Safety Considerations

Please refer to the approved Summary of Product Characteristics (SmPC) for safety information.


Conclusion and Next Steps

Decision: Proceed with Guardrails

Rationale: Six published studies — including a 116-case observational series and a durable 6–10-year remission case series — provide consistent clinical signal supporting calcipotriol’s efficacy in seborrheic keratosis, and the antiproliferative vitamin D3 receptor mechanism offers a coherent biological rationale.

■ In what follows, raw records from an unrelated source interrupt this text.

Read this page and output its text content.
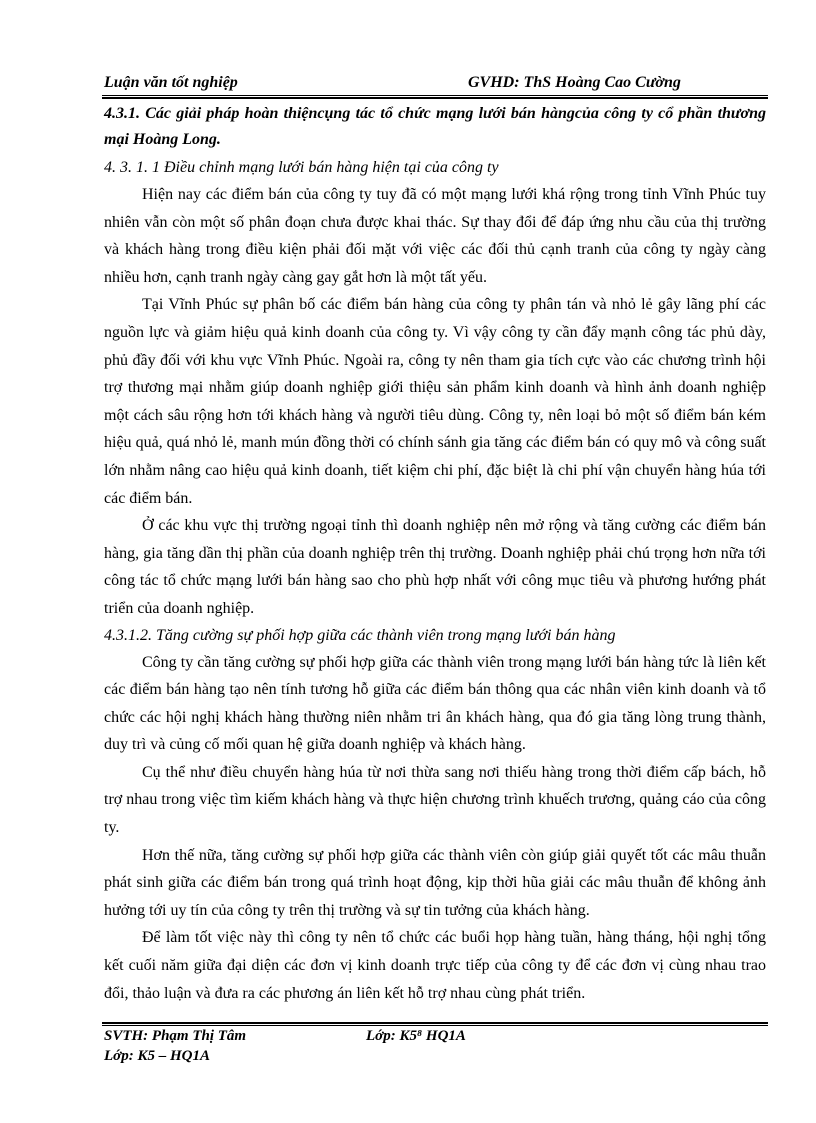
Luận văn tốt nghiệp	GVHD: ThS Hoàng Cao Cường

4.3.1. Các giải pháp hoàn thiệncụng tác tổ chức mạng lưới bán hàngcủa công ty cổ phần thương mại Hoàng Long.

4. 3. 1. 1 Điều chỉnh mạng lưới bán hàng hiện tại của công ty

Hiện nay các điểm bán của công ty tuy đã có một mạng lưới khá rộng trong tỉnh Vĩnh Phúc tuy nhiên vẫn còn một số phân đoạn chưa được khai thác. Sự thay đổi để đáp ứng nhu cầu của thị trường và khách hàng trong điều kiện phải đối mặt với việc các đối thủ cạnh tranh của công ty ngày càng nhiều hơn, cạnh tranh ngày càng gay gắt hơn là một tất yếu.

Tại Vĩnh Phúc sự phân bố các điểm bán hàng của công ty phân tán và nhỏ lẻ gây lãng phí các nguồn lực và giảm hiệu quả kinh doanh của công ty. Vì vậy công ty cần đẩy mạnh công tác phủ dày, phủ đầy đối với khu vực Vĩnh Phúc. Ngoài ra, công ty nên tham gia tích cực vào các chương trình hội trợ thương mại nhằm giúp doanh nghiệp giới thiệu sản phẩm kinh doanh và hình ảnh doanh nghiệp một cách sâu rộng hơn tới khách hàng và người tiêu dùng. Công ty, nên loại bỏ một số điểm bán kém hiệu quả, quá nhỏ lẻ, manh mún đồng thời có chính sánh gia tăng các điểm bán có quy mô và công suất lớn nhằm nâng cao hiệu quả kinh doanh, tiết kiệm chi phí, đặc biệt là chi phí vận chuyển hàng húa tới các điểm bán.

Ở các khu vực thị trường ngoại tỉnh thì doanh nghiệp nên mở rộng và tăng cường các điểm bán hàng, gia tăng dần thị phần của doanh nghiệp trên thị trường. Doanh nghiệp phải chú trọng hơn nữa tới công tác tổ chức mạng lưới bán hàng sao cho phù hợp nhất với công mục tiêu và phương hướng phát triển của doanh nghiệp.

4.3.1.2. Tăng cường sự phối hợp giữa các thành viên trong mạng lưới bán hàng

Công ty cần tăng cường sự phối hợp giữa các thành viên trong mạng lưới bán hàng tức là liên kết các điểm bán hàng tạo nên tính tương hỗ giữa các điểm bán thông qua các nhân viên kinh doanh và tổ chức các hội nghị khách hàng thường niên nhằm tri ân khách hàng, qua đó gia tăng lòng trung thành, duy trì và củng cố mối quan hệ giữa doanh nghiệp và khách hàng.

Cụ thể như điều chuyển hàng húa từ nơi thừa sang nơi thiếu hàng trong thời điểm cấp bách, hỗ trợ nhau trong việc tìm kiếm khách hàng và thực hiện chương trình khuếch trương, quảng cáo của công ty.

Hơn thế nữa, tăng cường sự phối hợp giữa các thành viên còn giúp giải quyết tốt các mâu thuẫn phát sinh giữa các điểm bán trong quá trình hoạt động, kịp thời hũa giải các mâu thuẫn để không ảnh hưởng tới uy tín của công ty trên thị trường và sự tin tưởng của khách hàng.

Để làm tốt việc này thì công ty nên tổ chức các buổi họp hàng tuần, hàng tháng, hội nghị tổng kết cuối năm giữa đại diện các đơn vị kinh doanh trực tiếp của công ty để các đơn vị cùng nhau trao đổi, thảo luận và đưa ra các phương án liên kết hỗ trợ nhau cùng phát triển.

SVTH: Phạm Thị Tâm	Lớp: K5⁸ HQ1A
Lớp: K5 – HQ1A
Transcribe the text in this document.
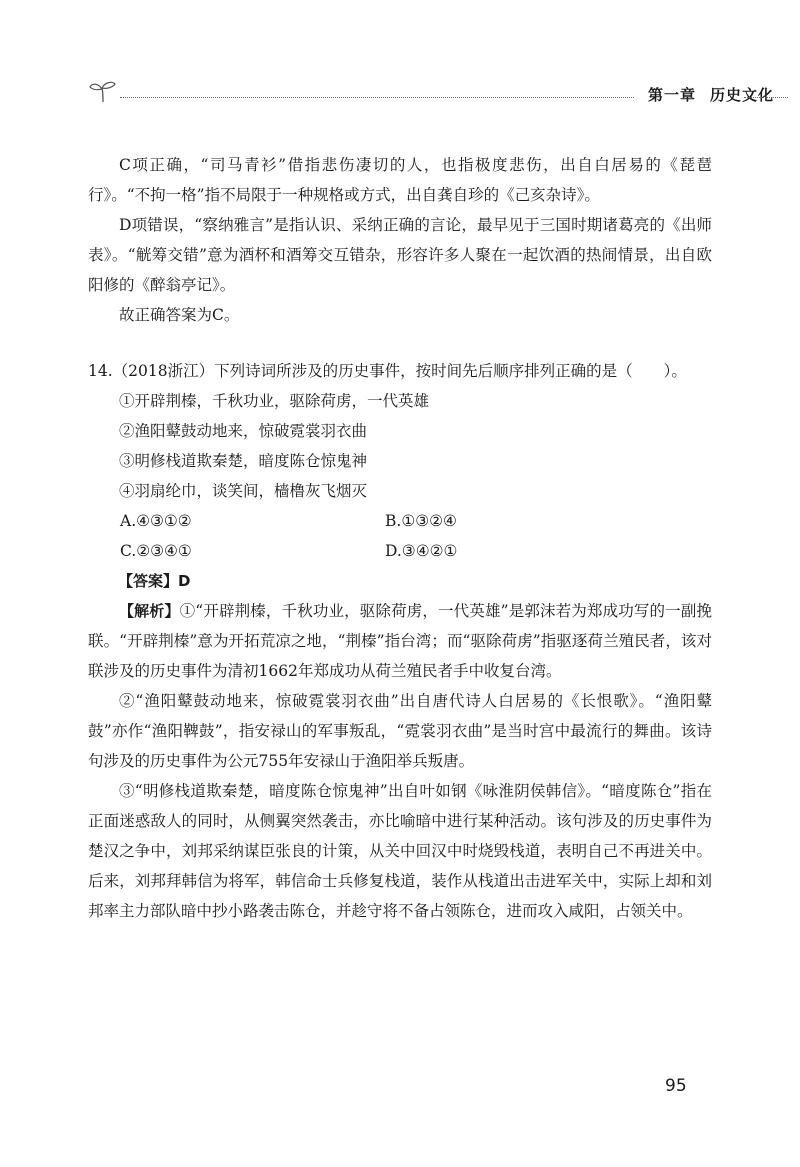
第一章 历史文化

C项正确，“司马青衫”借指悲伤凄切的人，也指极度悲伤，出自白居易的《琵琶行》。“不拘一格”指不局限于一种规格或方式，出自龚自珍的《己亥杂诗》。

D项错误，“察纳雅言”是指认识、采纳正确的言论，最早见于三国时期诸葛亮的《出师表》。“觥筹交错”意为酒杯和酒筹交互错杂，形容许多人聚在一起饮酒的热闹情景，出自欧阳修的《醉翁亭记》。

故正确答案为C。

14.（2018浙江）下列诗词所涉及的历史事件，按时间先后顺序排列正确的是（　　）。

①开辟荆榛，千秋功业，驱除荷虏，一代英雄

②渔阳鼙鼓动地来，惊破霓裳羽衣曲

③明修栈道欺秦楚，暗度陈仓惊鬼神

④羽扇纶巾，谈笑间，樯橹灰飞烟灭

A.④③①②	B.①③②④
C.②③④①	D.③④②①

【答案】D

【解析】①“开辟荆榛，千秋功业，驱除荷虏，一代英雄”是郭沫若为郑成功写的一副挽联。“开辟荆榛”意为开拓荒凉之地，“荆榛”指台湾；而“驱除荷虏”指驱逐荷兰殖民者，该对联涉及的历史事件为清初1662年郑成功从荷兰殖民者手中收复台湾。

②“渔阳鼙鼓动地来，惊破霓裳羽衣曲”出自唐代诗人白居易的《长恨歌》。“渔阳鼙鼓”亦作“渔阳鞞鼓”，指安禄山的军事叛乱，“霓裳羽衣曲”是当时宫中最流行的舞曲。该诗句涉及的历史事件为公元755年安禄山于渔阳举兵叛唐。

③“明修栈道欺秦楚，暗度陈仓惊鬼神”出自叶如钢《咏淮阴侯韩信》。“暗度陈仓”指在正面迷惑敌人的同时，从侧翼突然袭击，亦比喻暗中进行某种活动。该句涉及的历史事件为楚汉之争中，刘邦采纳谋臣张良的计策，从关中回汉中时烧毁栈道，表明自己不再进关中。后来，刘邦拜韩信为将军，韩信命士兵修复栈道，装作从栈道出击进军关中，实际上却和刘邦率主力部队暗中抄小路袭击陈仓，并趁守将不备占领陈仓，进而攻入咸阳，占领关中。

95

However, the complete absence of registered clinical trials, the evidence resting at L3 (observational/case series only), and unresolved questions about Danish regulatory status require a cautious, structured pathway rather than immediate implementation.

To proceed, the following is needed:

  • Regulatory verification: Confirm current Danish/EU marketing authorisation status for calcipotriol-containing products via Laegemiddelstyrelsen and the EMA EPAR database; clarify whether the data gap in this Evidence Pack reflects a true absence or a query limitation
  • Full safety dossier: Retrieve SmPC warnings, contraindications, hypercalcaemia risk thresholds, and drug interaction profile (DrugBank API query recommended to resolve DG002)
  • Mechanism of action documentation: Formalise VDR-binding MOA from DrugBank to support mechanistic link scoring (addresses DG002)
  • Prospective clinical trial: A randomised controlled trial comparing calcipotriol to standard-of-care (cryotherapy) for seborrheic keratosis is needed to elevate evidence from L3 to L1/L2 before any broad clinical adoption
  • Formulation and dosing guidance: Define optimal concentration (e.g., 0.005% ointment), application frequency, treatment duration, and lesion-type selection criteria (flat vs. raised; facial vs. truncal) for the Danish clinical setting
  • Monitoring plan: Establish serum calcium monitoring protocol given systemic vitamin D activity risk with extensive topical application

    Disclaimer

This content is for research purposes only and does not constitute medical advice. Clinical validation is required before any clinical application.